# A picture is worth 10,000 words



## Rivnut (Oct 31, 2016)

Canadian soldiers from 9th Brigade land on June 6, 1944, with their bicycles at Juno Beach in Bernieres-sur-Mer during D-Day. An understanding of tides helped change the tide of war.


----------



## Robertriley (Oct 31, 2016)

That's the cropped photo.  I've seen the full one and it's just as amazing.  I'll see if I can find it


----------



## Rivnut (Oct 31, 2016)

I'd like to see that, thanks,


----------



## Rivnut (Nov 1, 2016)

I found this one as well.  Same boat but a different camera, different angle,  different lens, and a different location.   

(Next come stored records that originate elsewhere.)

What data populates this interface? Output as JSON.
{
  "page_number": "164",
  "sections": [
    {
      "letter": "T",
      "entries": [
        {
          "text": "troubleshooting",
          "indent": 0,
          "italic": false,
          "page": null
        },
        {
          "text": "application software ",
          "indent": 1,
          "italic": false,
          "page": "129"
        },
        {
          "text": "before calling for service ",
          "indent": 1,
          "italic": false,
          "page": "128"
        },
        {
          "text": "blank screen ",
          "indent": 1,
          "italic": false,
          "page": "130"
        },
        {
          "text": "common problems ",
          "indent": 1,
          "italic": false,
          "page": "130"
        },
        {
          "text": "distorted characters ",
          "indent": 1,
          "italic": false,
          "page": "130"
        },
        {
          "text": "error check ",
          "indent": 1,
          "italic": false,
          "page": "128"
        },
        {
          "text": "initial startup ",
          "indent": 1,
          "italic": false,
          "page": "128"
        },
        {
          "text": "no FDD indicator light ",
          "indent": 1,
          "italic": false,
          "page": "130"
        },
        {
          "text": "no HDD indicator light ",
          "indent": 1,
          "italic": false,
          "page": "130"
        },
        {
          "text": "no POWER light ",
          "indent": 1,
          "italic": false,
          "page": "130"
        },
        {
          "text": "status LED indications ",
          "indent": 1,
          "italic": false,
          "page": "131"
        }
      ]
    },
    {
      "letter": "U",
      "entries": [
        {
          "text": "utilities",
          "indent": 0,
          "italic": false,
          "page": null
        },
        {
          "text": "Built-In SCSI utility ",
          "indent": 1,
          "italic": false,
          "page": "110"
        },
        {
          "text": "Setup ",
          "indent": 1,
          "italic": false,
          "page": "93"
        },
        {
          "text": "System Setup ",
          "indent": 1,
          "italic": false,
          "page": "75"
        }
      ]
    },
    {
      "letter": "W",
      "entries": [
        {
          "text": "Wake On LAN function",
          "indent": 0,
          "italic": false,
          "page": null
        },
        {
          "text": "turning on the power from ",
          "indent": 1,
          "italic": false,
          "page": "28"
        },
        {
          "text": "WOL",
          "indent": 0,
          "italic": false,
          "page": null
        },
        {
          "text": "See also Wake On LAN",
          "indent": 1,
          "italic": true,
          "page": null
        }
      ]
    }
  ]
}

I do however think the picture in the first post is a cropped version of this picture.


----------



## johan willaert (Nov 3, 2016)

They would have looked like this...


----------



## Robertriley (Nov 3, 2016)

johan willaert said:


> They would have looked like this...
> 
> View attachment 378458



I'm not sure if they would be smiling.


----------



## Robertriley (Nov 3, 2016)

Rivnut said:


> I found this one as well.  Same boat but a different camera, different angle,  different lens, and a different location.
> 
> 
> 
> ...



I think you are correct


----------



## Rivnut (Nov 3, 2016)

Robertriley said:


> I'm not sure if they would be smiling.



They just might be smiling with that shade of lipstick and the rouge on their cheeks.


----------



## partsguy (Nov 16, 2016)

Photos like these are why I like lurking in this part of the forum. Very neat!


----------



## Nashman (Feb 24, 2017)

I rode one of those for years ( 1980's) albeit not 100% original. Mine was brushed red ( it came incomplete when I got it) and so I ran 28" rims with all white rubber pneumatic tires. I had a coaster brake, and standard ( no folding) pedals. The bottom bracket hardware, and much of the headset cones etc, bore the BSA three rifles logo. I was a sales rep that traveled in a van with it folded along with some wares, and fishing gear, guitar, cooler, and rode it religiously after a day on the road in many cool quaint small towns and lake resorts in late afternoon/evenings after work. Eventually I sold it along with a spare frame, but have great memories of that bike. It was quite a conversation piece for sure. I was told they were available off and on in the early 1970's at our local Army Surplus store here in Winnipeg, Canada. Great pictures and history, Thanks!


----------



## tango021 (Mar 1, 2017)

Also on Juno Beach ...






These are Infantrymen of The Highland Light Infantry of Canada.


----------



## tango021 (Mar 1, 2017)

There is also this color serie taken in Bernières-sur-Mer. You can see in the middle the same house that appears on the left of the first picture of this post. It is still existing today. On the right of this house, the tower of the church of Bernières-sur-Mer.



 


 


 
Today:


----------